よくよく聞いてみると、フウリーが言う光の橋というのは、虹の色と形をした、物理的に上って降りられる橋のことだった。空気中の水滴に光が反射するときに、空間が割けるということで、優奈には意味不明なのだが、そこは異世界である。

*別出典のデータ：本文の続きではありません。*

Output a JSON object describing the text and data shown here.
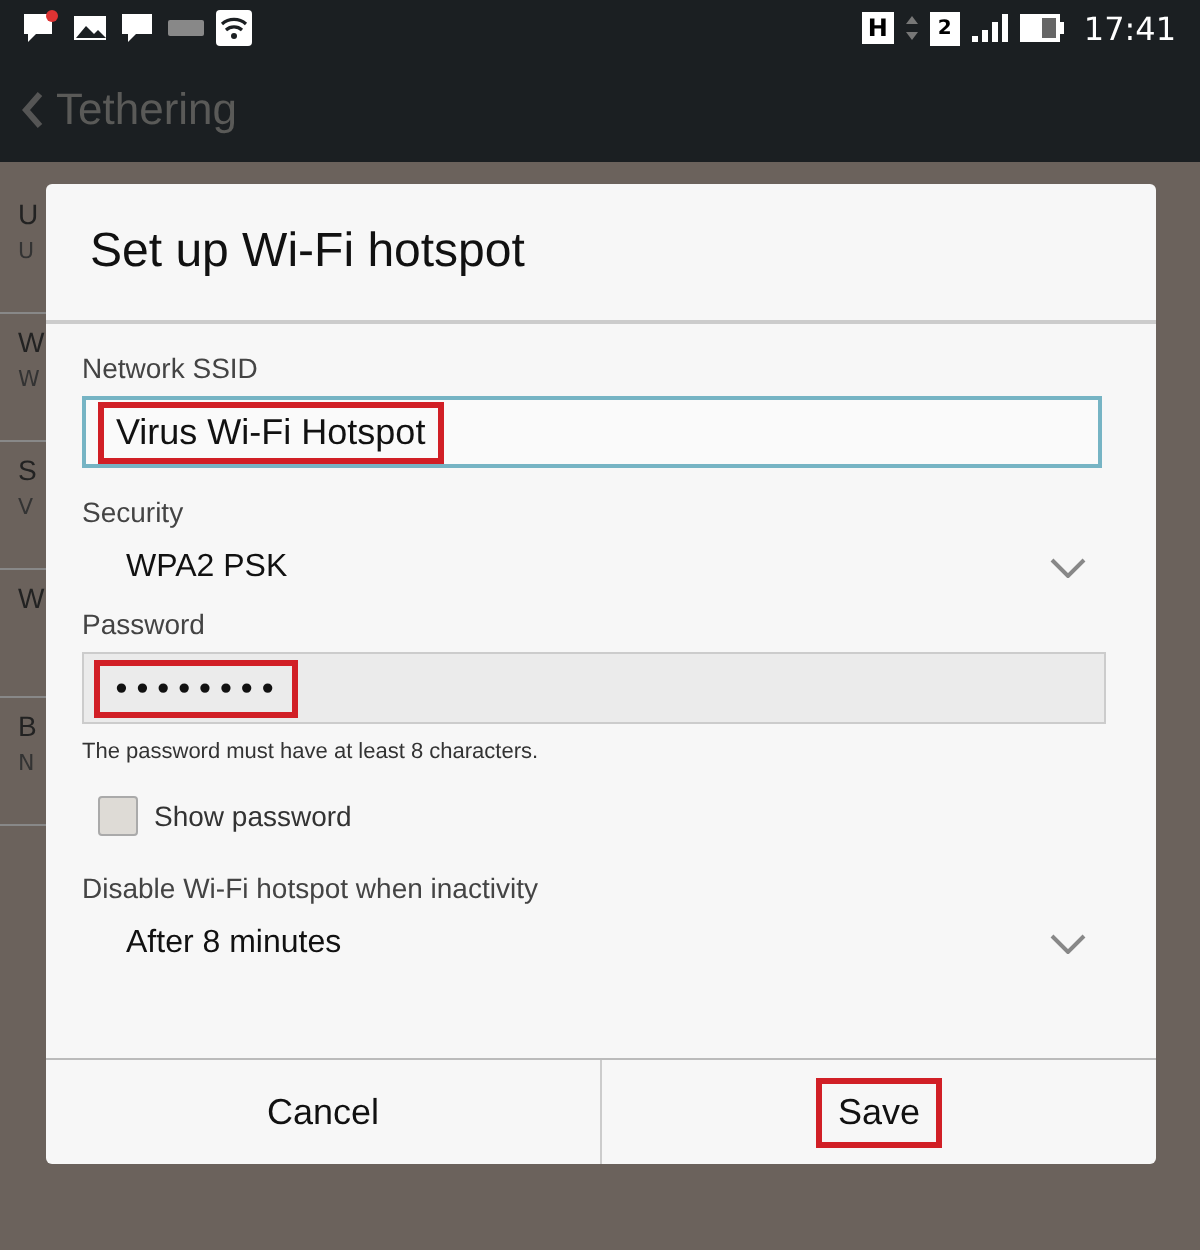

大事なのは、優奈たちにとっては綺麗な自然現象の1つでしかない虹は、レオやフウリーたちこの世界の獣人、特に空を飛べない住人にとっては夢でもある。ということだ。光を受けて大きく空に架かる橋は、島と島を結ぶことができる。そうなれば、火の海の上を通って、住民たちが行き来する時代が来るかもしれない。大昔、それで島々の間を移動したという超古代文明の伝説もあるし、地球でいうところのタイムマシンの如く好まれるサイエンスフィクションの題材でもある。あと、恋愛小説だと異種族婚をして新天地を目指すカップルが虹の橋を渡る場面は結構ある。
「へぇ…」
虹の橋を渡って他の町に行くというのはロマンティックだとは思う
。
「一枚目はこの絵にするね」
フウリーは虹の写真を気に入ったらしく、颯爽と立ち上がった。目がキラキラしている。
「だいたい他の絵も覚えたけど、次に書いてほしいのは決めておいてね!」
光通信の宛先を置いて颯爽とフウリーは帰っていった。